What he does sounds both poetic and heroic. It’s rare too, in that Jordan has, during the course of decades, arrived at a sound and a language distinct enough to attract adherents but not copycats. Simply put, no one sounds even remotely like him.
It would hard to find a nonprofit cultural organization more worthy of support and applause that the annual Louis Armstrong Jazz Camp, whose list of founding faculty, artists-in-residence and alumni charts how musical excellence passes from one generation to the next. The camp was founded in 1995, and has grown from a one-week affair serving 35 children to a three-week intensive program training some 100 students, ages 10-21, in music and dance.
• One of the illustrious alumni of the Armstrong Jazz Camp is Troy Andrews, better known as Trombone Shorty. He created his own Trombone Shorty Foundation, in partnership with Tulane University, to educate young musicians and help launch careers in music.

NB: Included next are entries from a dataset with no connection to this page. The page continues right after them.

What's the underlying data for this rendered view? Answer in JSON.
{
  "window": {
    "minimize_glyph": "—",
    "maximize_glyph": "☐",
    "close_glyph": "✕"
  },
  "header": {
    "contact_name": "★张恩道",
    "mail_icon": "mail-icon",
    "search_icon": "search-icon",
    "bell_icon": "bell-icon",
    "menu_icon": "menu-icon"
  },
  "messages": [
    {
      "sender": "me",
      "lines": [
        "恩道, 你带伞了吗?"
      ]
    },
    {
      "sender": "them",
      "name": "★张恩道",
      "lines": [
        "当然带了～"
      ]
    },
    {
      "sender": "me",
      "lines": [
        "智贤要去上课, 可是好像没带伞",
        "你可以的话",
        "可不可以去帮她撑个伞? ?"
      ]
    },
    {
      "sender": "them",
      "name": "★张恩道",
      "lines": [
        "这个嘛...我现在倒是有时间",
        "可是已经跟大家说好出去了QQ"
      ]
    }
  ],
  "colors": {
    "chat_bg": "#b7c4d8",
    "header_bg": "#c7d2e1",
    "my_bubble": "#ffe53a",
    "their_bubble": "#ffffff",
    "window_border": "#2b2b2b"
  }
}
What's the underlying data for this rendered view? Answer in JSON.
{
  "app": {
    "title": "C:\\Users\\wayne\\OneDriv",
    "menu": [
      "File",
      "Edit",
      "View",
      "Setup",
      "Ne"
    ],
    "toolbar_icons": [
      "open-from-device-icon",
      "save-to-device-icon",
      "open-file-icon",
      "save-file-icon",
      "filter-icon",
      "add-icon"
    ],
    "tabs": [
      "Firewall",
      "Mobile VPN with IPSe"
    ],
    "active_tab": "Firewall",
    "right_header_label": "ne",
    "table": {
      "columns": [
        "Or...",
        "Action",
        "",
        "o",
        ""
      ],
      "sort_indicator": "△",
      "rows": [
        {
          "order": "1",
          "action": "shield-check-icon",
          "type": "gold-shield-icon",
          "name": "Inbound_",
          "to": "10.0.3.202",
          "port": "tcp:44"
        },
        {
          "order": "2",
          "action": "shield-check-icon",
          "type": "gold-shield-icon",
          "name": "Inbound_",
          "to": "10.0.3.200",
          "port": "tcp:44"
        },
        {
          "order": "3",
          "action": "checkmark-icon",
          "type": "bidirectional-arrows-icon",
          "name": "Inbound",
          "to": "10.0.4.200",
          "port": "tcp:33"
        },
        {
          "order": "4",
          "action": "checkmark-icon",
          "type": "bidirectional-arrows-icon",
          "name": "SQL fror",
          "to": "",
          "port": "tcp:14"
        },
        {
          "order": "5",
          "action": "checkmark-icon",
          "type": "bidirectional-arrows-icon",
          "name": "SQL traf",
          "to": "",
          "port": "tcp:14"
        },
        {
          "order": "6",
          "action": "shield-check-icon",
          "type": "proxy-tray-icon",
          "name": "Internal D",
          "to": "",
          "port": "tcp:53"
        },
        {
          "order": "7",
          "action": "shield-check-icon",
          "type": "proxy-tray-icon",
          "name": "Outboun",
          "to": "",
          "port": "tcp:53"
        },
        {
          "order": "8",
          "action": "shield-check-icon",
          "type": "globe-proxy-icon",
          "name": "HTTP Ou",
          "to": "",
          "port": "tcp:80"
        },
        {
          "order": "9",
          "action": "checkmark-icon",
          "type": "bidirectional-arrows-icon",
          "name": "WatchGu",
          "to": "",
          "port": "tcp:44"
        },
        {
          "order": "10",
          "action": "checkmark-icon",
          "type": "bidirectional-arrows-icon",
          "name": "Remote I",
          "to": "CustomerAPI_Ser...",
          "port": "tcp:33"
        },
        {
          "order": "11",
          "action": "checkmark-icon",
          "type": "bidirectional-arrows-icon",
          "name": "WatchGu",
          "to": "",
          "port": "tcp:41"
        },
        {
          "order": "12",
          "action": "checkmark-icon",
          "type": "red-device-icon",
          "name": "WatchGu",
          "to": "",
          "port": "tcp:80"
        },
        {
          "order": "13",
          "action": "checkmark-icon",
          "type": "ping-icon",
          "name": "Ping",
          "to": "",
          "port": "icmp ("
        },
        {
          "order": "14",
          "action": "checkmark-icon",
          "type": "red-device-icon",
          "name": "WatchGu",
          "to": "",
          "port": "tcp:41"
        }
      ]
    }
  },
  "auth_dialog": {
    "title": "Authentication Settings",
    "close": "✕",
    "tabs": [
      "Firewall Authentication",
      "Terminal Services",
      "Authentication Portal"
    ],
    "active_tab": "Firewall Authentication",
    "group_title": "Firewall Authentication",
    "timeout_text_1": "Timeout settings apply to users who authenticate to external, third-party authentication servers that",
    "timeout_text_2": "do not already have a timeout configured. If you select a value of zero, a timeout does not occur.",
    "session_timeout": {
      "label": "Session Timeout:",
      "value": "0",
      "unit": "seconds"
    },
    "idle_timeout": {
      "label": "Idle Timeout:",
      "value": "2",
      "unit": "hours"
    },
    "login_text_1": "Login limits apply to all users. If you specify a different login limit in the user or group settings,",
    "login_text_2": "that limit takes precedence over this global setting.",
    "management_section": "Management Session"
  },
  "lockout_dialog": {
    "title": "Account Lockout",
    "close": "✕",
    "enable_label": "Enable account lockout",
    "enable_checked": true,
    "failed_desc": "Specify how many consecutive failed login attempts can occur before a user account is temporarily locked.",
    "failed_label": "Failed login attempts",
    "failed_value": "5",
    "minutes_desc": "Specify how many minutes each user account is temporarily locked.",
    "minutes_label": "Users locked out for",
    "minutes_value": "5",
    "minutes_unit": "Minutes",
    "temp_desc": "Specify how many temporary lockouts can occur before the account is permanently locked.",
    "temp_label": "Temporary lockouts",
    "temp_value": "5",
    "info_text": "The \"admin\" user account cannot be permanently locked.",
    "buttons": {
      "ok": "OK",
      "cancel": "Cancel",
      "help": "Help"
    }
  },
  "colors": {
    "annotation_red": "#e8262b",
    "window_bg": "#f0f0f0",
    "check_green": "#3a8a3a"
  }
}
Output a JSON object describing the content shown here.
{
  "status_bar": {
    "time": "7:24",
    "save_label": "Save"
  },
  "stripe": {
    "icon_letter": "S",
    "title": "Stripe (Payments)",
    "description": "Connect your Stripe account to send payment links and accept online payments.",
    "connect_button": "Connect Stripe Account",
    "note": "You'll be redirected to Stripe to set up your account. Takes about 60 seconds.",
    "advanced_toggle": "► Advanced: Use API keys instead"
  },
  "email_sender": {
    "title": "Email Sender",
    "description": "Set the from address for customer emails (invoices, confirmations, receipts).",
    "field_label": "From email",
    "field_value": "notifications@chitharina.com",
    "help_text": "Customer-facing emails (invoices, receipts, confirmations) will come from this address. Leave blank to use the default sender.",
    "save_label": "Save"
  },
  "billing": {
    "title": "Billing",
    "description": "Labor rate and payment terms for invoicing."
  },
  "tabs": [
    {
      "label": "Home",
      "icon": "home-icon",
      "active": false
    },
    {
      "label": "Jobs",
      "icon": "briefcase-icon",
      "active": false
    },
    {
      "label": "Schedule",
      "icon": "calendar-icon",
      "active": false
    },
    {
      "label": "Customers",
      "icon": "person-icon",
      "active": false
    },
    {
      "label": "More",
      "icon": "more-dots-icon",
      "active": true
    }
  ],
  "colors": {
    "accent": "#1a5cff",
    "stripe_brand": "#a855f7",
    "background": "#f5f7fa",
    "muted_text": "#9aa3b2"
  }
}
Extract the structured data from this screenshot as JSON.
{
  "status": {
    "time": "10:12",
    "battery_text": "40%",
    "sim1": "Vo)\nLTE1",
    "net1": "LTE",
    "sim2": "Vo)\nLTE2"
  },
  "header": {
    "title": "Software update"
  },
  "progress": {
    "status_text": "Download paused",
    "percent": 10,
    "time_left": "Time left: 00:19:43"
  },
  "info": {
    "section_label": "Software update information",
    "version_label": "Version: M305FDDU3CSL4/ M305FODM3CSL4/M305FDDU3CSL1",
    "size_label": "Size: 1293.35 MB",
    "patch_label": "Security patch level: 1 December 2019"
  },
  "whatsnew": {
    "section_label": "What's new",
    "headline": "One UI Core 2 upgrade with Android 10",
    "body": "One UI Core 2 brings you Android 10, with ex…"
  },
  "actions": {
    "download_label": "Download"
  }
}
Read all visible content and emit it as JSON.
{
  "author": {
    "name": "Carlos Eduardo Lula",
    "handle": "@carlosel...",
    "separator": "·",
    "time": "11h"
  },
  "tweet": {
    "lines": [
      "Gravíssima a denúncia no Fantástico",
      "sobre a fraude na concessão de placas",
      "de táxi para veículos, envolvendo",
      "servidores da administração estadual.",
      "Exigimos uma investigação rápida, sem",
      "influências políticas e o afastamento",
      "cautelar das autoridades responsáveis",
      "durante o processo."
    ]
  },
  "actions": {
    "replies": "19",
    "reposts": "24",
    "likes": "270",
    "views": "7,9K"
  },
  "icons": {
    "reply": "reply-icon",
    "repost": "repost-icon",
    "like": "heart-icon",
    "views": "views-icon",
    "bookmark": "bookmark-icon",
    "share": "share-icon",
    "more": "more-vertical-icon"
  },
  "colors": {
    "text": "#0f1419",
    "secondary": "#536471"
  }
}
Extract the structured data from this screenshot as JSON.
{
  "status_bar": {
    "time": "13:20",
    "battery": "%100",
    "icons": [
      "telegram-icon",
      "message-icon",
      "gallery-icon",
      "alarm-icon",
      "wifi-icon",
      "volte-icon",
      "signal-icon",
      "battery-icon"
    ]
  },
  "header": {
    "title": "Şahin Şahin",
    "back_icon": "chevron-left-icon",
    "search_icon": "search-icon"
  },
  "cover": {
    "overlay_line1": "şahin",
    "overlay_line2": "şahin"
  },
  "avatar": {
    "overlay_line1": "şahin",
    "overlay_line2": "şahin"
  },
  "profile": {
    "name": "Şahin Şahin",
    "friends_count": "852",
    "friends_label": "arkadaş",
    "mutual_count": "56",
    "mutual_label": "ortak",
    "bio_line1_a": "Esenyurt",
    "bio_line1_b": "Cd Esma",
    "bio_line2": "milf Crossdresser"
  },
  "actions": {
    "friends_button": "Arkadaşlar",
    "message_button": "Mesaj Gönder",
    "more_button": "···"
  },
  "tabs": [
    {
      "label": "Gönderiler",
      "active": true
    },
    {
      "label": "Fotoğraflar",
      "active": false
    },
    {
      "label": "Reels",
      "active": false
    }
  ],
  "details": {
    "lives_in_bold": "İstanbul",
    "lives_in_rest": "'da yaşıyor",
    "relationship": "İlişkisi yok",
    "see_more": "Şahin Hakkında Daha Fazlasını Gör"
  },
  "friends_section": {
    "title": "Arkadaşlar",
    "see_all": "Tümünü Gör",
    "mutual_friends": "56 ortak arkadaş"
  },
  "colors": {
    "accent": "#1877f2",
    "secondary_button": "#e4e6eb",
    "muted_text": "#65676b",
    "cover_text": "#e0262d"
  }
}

The second annual Shorty Fest to benefit the foundation (8-12pm at Generations Hall) highlights emerging young talent, including a performance by students participating in the Trombone Shorty Academy music performance program, and is headlined by Shorty and his Orleans Avenue band, the Soul Rebels Brass Band, and special guest organist Dr. Lonnie Smith. According to the press release, the event will include a “Young Guns Blues Showdown” with Cedric Burnside Project, Jonathon “Boogie” Long, Roosevelt Collier and 10-year-old guitar prodigy Brandon “Taz” Niederauer (Why not? Shorty was leading his own band by the time he was 10).